Question

A tennis ball is dropped on to the floor from a height of 9.8 m. It rebounds to a height 5.0 m. Ball comes in contact with the floor for 0.2 s. The average acceleration during contact is_____ m/s². (Given g =10 m/s²)

Hint:

For average acceleration:

• Calculate the velocities before impact and after rebound using \(v = \sqrt{2gh}\).
• Use \(\Delta v = v_\text{before} + v_\text{after}\) for the total change in velocity.

Answer 1

Correct Answer: 120

1. Velocity Just Before Impact: Using \(v^2 = u^2 + 2gh\), where \(u = 0\), \(h = 9.8 \, \text{m}\):

   \[ v = \sqrt{2 \cdot 10 \cdot 9.8} = \sqrt{196} = 14 \, \text{m/s}. \]

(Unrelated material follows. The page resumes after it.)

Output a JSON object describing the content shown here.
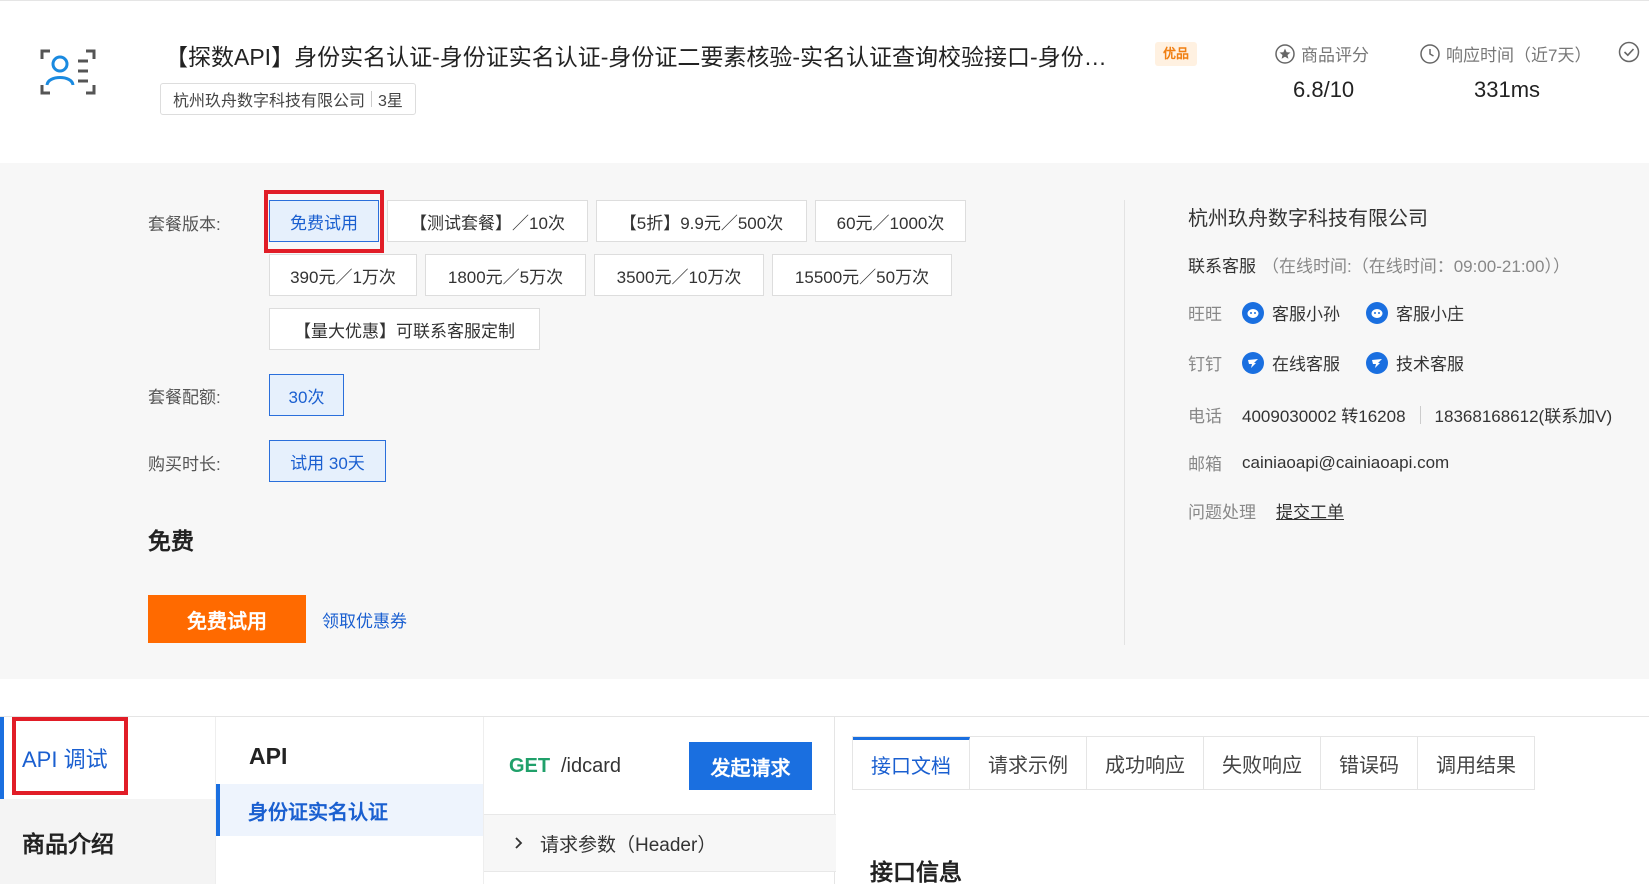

2. Velocity Just After Rebound: Using \(v^2 = u^2 + 2gh\), where \(u = 0\), \(h = 5.0 \, \text{m}\):

   \[ v = \sqrt{2 \cdot 10 \cdot 5.0} = \sqrt{100} = 10 \, \text{m/s}. \]

3. Change in Velocity During Contact: Total change in velocity:

   \[ \Delta v = v_\text{before impact} + v_\text{after rebound} = 14 + 10 = 24 \, \text{m/s}. \]

4. Average Acceleration: Average acceleration:

   \[ a = \frac{\Delta v}{\Delta t} = \frac{24}{0.2} = 120 \, \text{m/s}^2. \]

Final Answer: 120 m/s²